Given the baseline, I of course fear that I may just be judging Gradescope on too excessively low a bar. Am I giving it credit just for being able to have expected middle-click functionality?

I don’t think so. I believe that for a reasonable bar for software quality, Gradescope not only meets expectations, but exceeds them. Gradescope is actively nice to use, particularly from a staff perspective, and from what I’m used to with academic software, this is completely incredible, and deserves a treasure trove of praise.

In short: most software comes with negative surprises, realizations that it is harder to use than it looked like it was. Gradescope often comes with positive surprises, realizations that it is easier to use than expected.

Someone on the Gradescope team really understands quality user interface design. Elements of Gradescope typically do precisely what one expects them to do; they are given helpful names that well describe their functionality.
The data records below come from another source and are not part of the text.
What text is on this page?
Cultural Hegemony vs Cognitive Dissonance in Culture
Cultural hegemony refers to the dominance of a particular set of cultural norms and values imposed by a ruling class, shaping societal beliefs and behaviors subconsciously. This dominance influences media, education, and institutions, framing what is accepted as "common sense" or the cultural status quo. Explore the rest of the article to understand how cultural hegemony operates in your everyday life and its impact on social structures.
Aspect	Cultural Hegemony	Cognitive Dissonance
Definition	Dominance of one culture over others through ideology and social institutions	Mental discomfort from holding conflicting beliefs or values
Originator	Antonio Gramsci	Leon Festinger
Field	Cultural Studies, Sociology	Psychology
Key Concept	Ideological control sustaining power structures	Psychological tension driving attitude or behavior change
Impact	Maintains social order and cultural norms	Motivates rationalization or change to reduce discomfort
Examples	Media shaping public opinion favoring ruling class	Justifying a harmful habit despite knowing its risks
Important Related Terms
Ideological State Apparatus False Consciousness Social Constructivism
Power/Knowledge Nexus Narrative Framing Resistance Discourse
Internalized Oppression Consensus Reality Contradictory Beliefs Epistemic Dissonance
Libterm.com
Where one would want to directly click and edit text, one can in fact use such direct input. (To edit rubric items, one simply clicks on them and they become text boxes. It is not indirected via an edit button or the such. And oh hey! These text boxes support LaTeX!)

Common functionality comes with an assortment of hotkeys, exactly what a grader would be seeking once they have done the same actions many times in a row, and hotkeys that take the same functionality as buttons pop up upon mouse hover over the corresponding buttons. For hotkeys for rubric items, they are simply presented next to the items themselves, without hover even necessary, since as these are numbers, one would naturally want to be able to see the associated numbers at-a-glance rather than memorizing them.
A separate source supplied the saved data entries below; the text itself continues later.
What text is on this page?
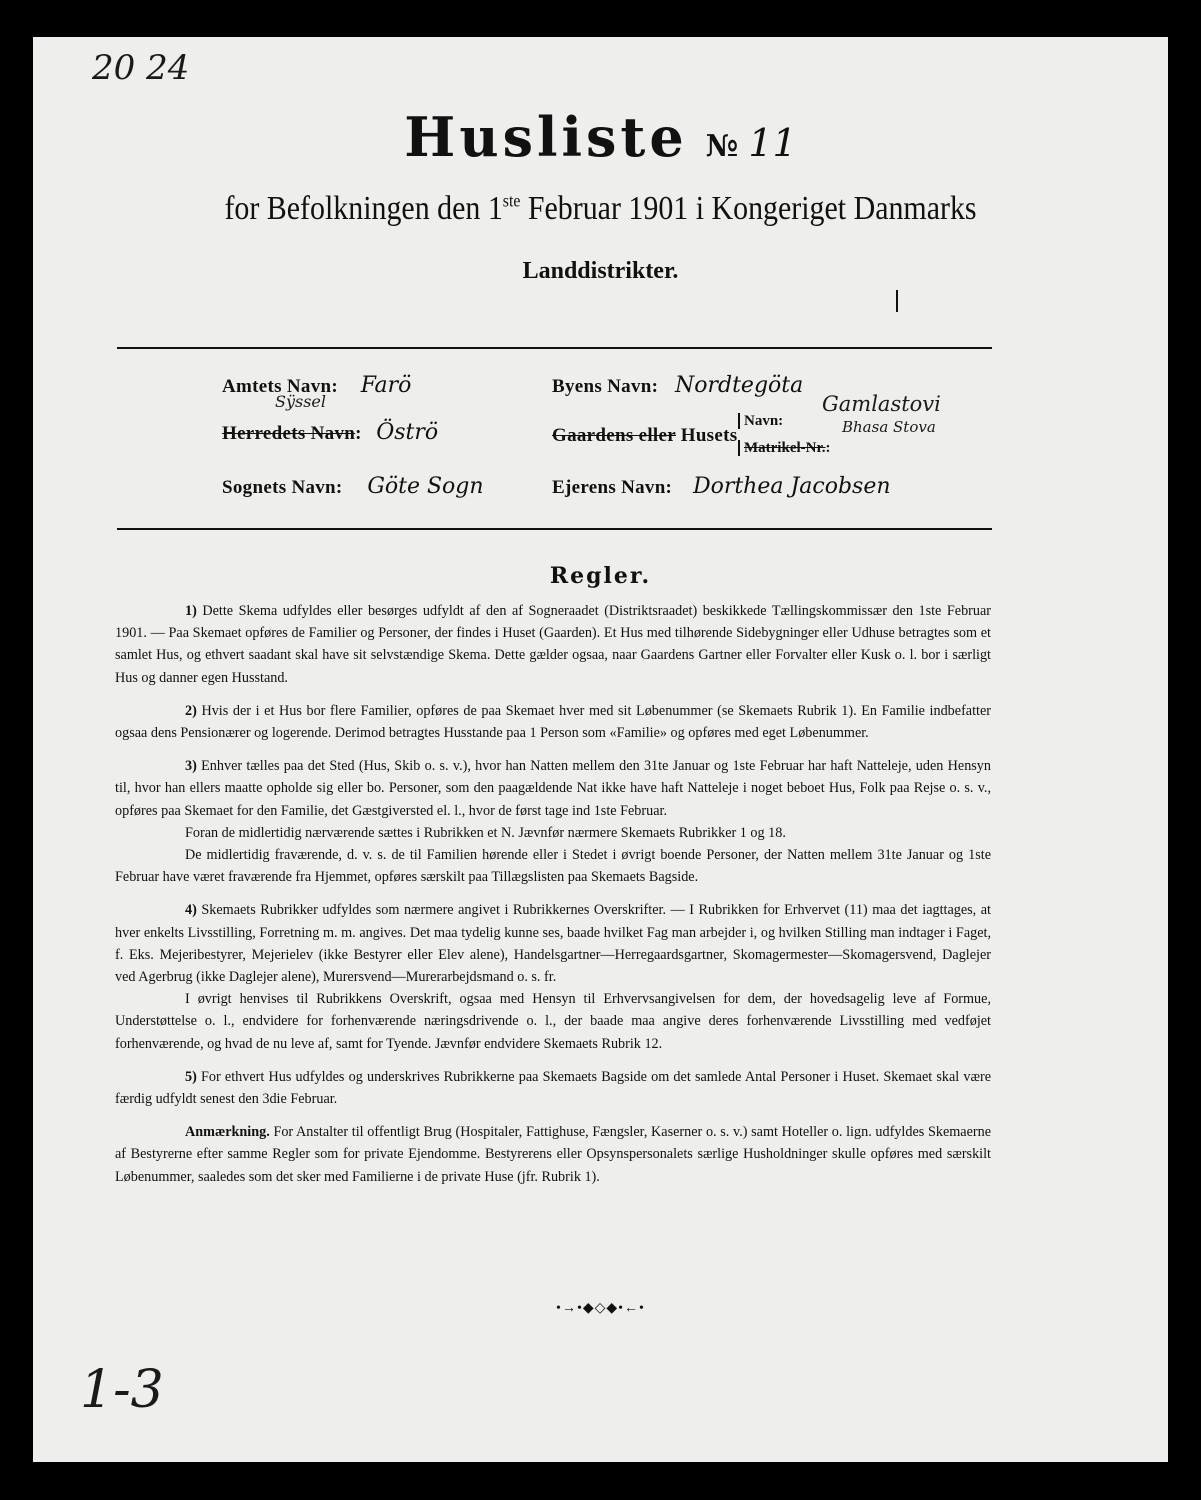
20 24
Husliste № 11
for Befolkningen den 1ste Februar 1901 i Kongeriget Danmarks
Landdistrikter.
Amtets Navn: Farö
Sÿssel
Herredets Navn: Öströ
Sognets Navn: Göte Sogn
Byens Navn: Nordtegöta
Gaardens eller Husets
Navn:
Matrikel-Nr.:
Gamlastovi
Bhasa Stova
Ejerens Navn: Dorthea Jacobsen
Regler.

1) Dette Skema udfyldes eller besørges udfyldt af den af Sogneraadet (Distriktsraadet) beskikkede Tællingskommissær den 1ste Februar 1901. — Paa Skemaet opføres de Familier og Personer, der findes i Huset (Gaarden). Et Hus med tilhørende Sidebygninger eller Udhuse betragtes som et samlet Hus, og ethvert saadant skal have sit selvstændige Skema. Dette gælder ogsaa, naar Gaardens Gartner eller Forvalter eller Kusk o. l. bor i særligt Hus og danner egen Husstand.

2) Hvis der i et Hus bor flere Familier, opføres de paa Skemaet hver med sit Løbenummer (se Skemaets Rubrik 1). En Familie indbefatter ogsaa dens Pensionærer og logerende. Derimod betragtes Husstande paa 1 Person som «Familie» og opføres med eget Løbenummer.

3) Enhver tælles paa det Sted (Hus, Skib o. s. v.), hvor han Natten mellem den 31te Januar og 1ste Februar har haft Natteleje, uden Hensyn til, hvor han ellers maatte opholde sig eller bo. Personer, som den paagældende Nat ikke have haft Natteleje i noget beboet Hus, Folk paa Rejse o. s. v., opføres paa Skemaet for den Familie, det Gæstgiversted el. l., hvor de først tage ind 1ste Februar.

Foran de midlertidig nærværende sættes i Rubrikken et N. Jævnfør nærmere Skemaets Rubrikker 1 og 18.

De midlertidig fraværende, d. v. s. de til Familien hørende eller i Stedet i øvrigt boende Personer, der Natten mellem 31te Januar og 1ste Februar have været fraværende fra Hjemmet, opføres særskilt paa Tillægslisten paa Skemaets Bagside.

4) Skemaets Rubrikker udfyldes som nærmere angivet i Rubrikkernes Overskrifter. — I Rubrikken for Erhvervet (11) maa det iagttages, at hver enkelts Livsstilling, Forretning m. m. angives. Det maa tydelig kunne ses, baade hvilket Fag man arbejder i, og hvilken Stilling man indtager i Faget, f. Eks. Mejeribestyrer, Mejerielev (ikke Bestyrer eller Elev alene), Handelsgartner—Herregaardsgartner, Skomagermester—Skomagersvend, Daglejer ved Agerbrug (ikke Daglejer alene), Murersvend—Murerarbejdsmand o. s. fr.

I øvrigt henvises til Rubrikkens Overskrift, ogsaa med Hensyn til Erhvervsangivelsen for dem, der hovedsagelig leve af Formue, Understøttelse o. l., endvidere for forhenværende næringsdrivende o. l., der baade maa angive deres forhenværende Livsstilling med vedføjet forhenværende, og hvad de nu leve af, samt for Tyende. Jævnfør endvidere Skemaets Rubrik 12.

5) For ethvert Hus udfyldes og underskrives Rubrikkerne paa Skemaets Bagside om det samlede Antal Personer i Huset. Skemaet skal være færdig udfyldt senest den 3die Februar.

Anmærkning. For Anstalter til offentligt Brug (Hospitaler, Fattighuse, Fængsler, Kaserner o. s. v.) samt Hoteller o. lign. udfyldes Skemaerne af Bestyrerne efter samme Regler som for private Ejendomme. Bestyrerens eller Opsynspersonalets særlige Husholdninger skulle opføres med særskilt Løbenummer, saaledes som det sker med Familierne i de private Huse (jfr. Rubrik 1).

•→•◆◇◆•←•
1-3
A common regret of graders when grading papers by hand is realization upon certain submissions that a certain penalty or credit on the rubric is probably too harsh or too lenient, and then realizing that one would have to go through the entire stack of papers again to find the students whose grades one should adjust to meet a new standard. Does one have to do the same, but electronically, when using Gradescope? Of course not. Gradescope allows you to filter by a rubric item to see all submissions which have already been assigned that rubric item, and immediately have all the papers that should be reconsidered. If one is only changing the point value of that particular rubric item, one doesn’t even need to go through the papers; one just edits the score associated with it.

Both students and staff benefit from an easy-to-use regrade request feature, which allows for a nice communication channel with which to deal with regrades. As staff, you could have all the submissions in front of you and compare one student’s submission with others and more quickly decide what a fair thing to do is.

Gradescope is software that actually makes grading massively more efficient; there is none of what the rest of academic software does in making you wish you were still doing things the old way.

And every so often, Gradescope rolls new updates. These updates are well tested, are actually features (more useful than shiny), and play along nicely with what has been around before. Recently Gradescope rolled out a prototype of a handwriting recognizer. I’m already really happy with how many names it successfully recognized that we don’t have to manually match anymore.

Gradescope is proper technological innovation.